The second full-length album on disc takes in eleven tracks that date from between 1951 and 56- with these where written & produced by Peruvian composer, arranger and orchestra leader Moises Vivanco. Musical the sound here once again is decidedly dramatic & grand world music influenced blending orchestrated light classical, Latin jazz, and afro Caribbean rhythms. At times the tracks feel on the cusp of been show bound light operatic- and once again Sumac shows the versatility in her voice, though there is more warbling light operatics here.
The end of this first disc takes in six tracks from Flahooley-which was a musical based on a book by E. Y. Harburg and Fred Saidy, with music by Sammy Fain- and these as expected are very stage show bound- with Sumac dramatically shifting voice been paired with darting orchestration, and more quirky male storytelling voice- these are ok, highlighting Ms. Sumac versatile voice, though the more musical feel of the music did put me off a little.
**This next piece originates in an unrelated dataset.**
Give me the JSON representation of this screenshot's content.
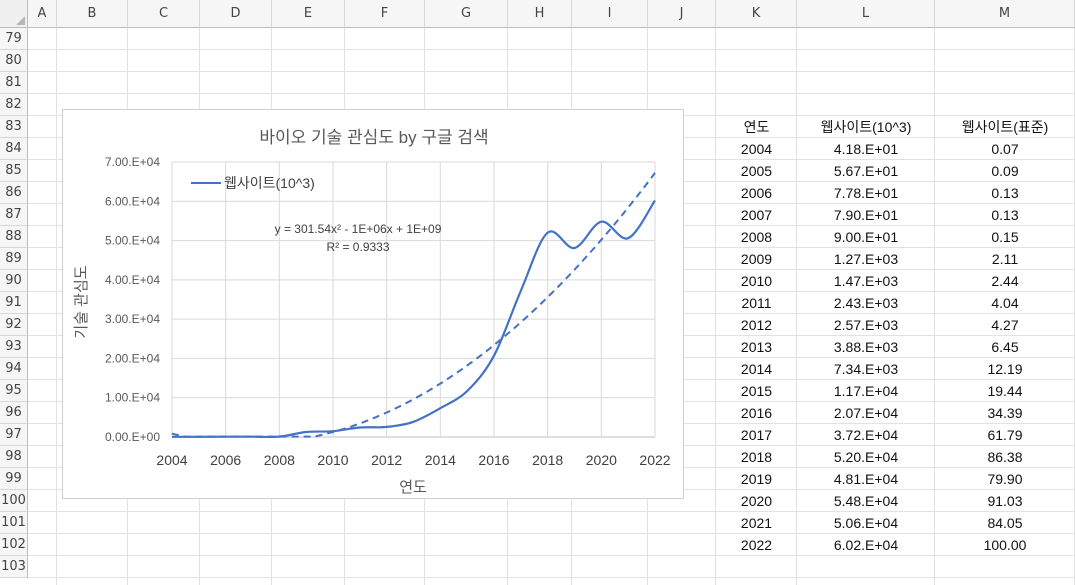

The second disc takes in Mambo! From 1954, and Inca Taqui(Chants Of The Incas) 1953. The first album takes in eleven tracks from the 5th album by Sumac which are once again Moises Vivanco penned and produced- and as the album title suggests a lot of the tracks are based around bombastic Cuban rhythmic elements & dramatic-to-snazzy orchestration, with touches of jaunting ethic bamboo, focused percussion. All in all, it’s a very punchy bright record- with Sumac voice soaring, swooping & flaming along.
The second album takes in eight tracks from her third album- once again these are penned and produced by Moises Vivanco, and the musical pace is a little more varied as we move from just shimmering & fragile guitar work, onto more oriental instrumentation with grand crashing percussion, through traditional jaunting Inca type melodies & subtle backing choirs- Sumac voice is very much to the fore here, and again it highlights the scope & versatility of her voice.
The third & final disc in 1957’s Legend Of The Jivaro, and Fuego Del Ande( Fire Of The Andes) from 1959. The album takes in twelve tracks which were composed/arranged/ produced by Moises Vivanco & Bill Hitchcock- and I’d say this is one of the more formally Exotica/world music tipped lounge albums of the set- we move from cluttering percussion meets dramatic male chorus of "Jivaro", which sounds like the march of Mongol’s. Onto the slight sour flute & tinkling-to- clinking oriental instrumentation of "Giant Condor". Through to mournful horn & simmer string met lonesome wind sounds & sadly warbling vocals of "The Seven Winds". All told this is one of my favourite albums of the set.
The final album in the set takes in eleven tracks- and here we move towards commercial world focused easy listening- with the tracks featuring stanch flamenco guitars, detailed clop-clip percussion, jaunting orchestration. and almost world music tinged surf guitar work. The melodies here are all a bit more formal western & late 50 pop centred- I can’t say I was very taken by this album, as it just felt contrived & forced trying to giving a slightly more exotic & sassy heated turn on easy listening.
In conclusion, it’s great to have these six early albums from Ms. Sumac all in one place- and they certainly highlight both the versatility of her voice, and the different sub-genres of easy listening & light world music her musical collaborators utilized. Sure I don’t like everything here, especially the material that either moves more towards musical fare or lightly world music touched lounge- but there is more than enough to enjoy on this set, and with the around £13.00 price tag this is good value for money.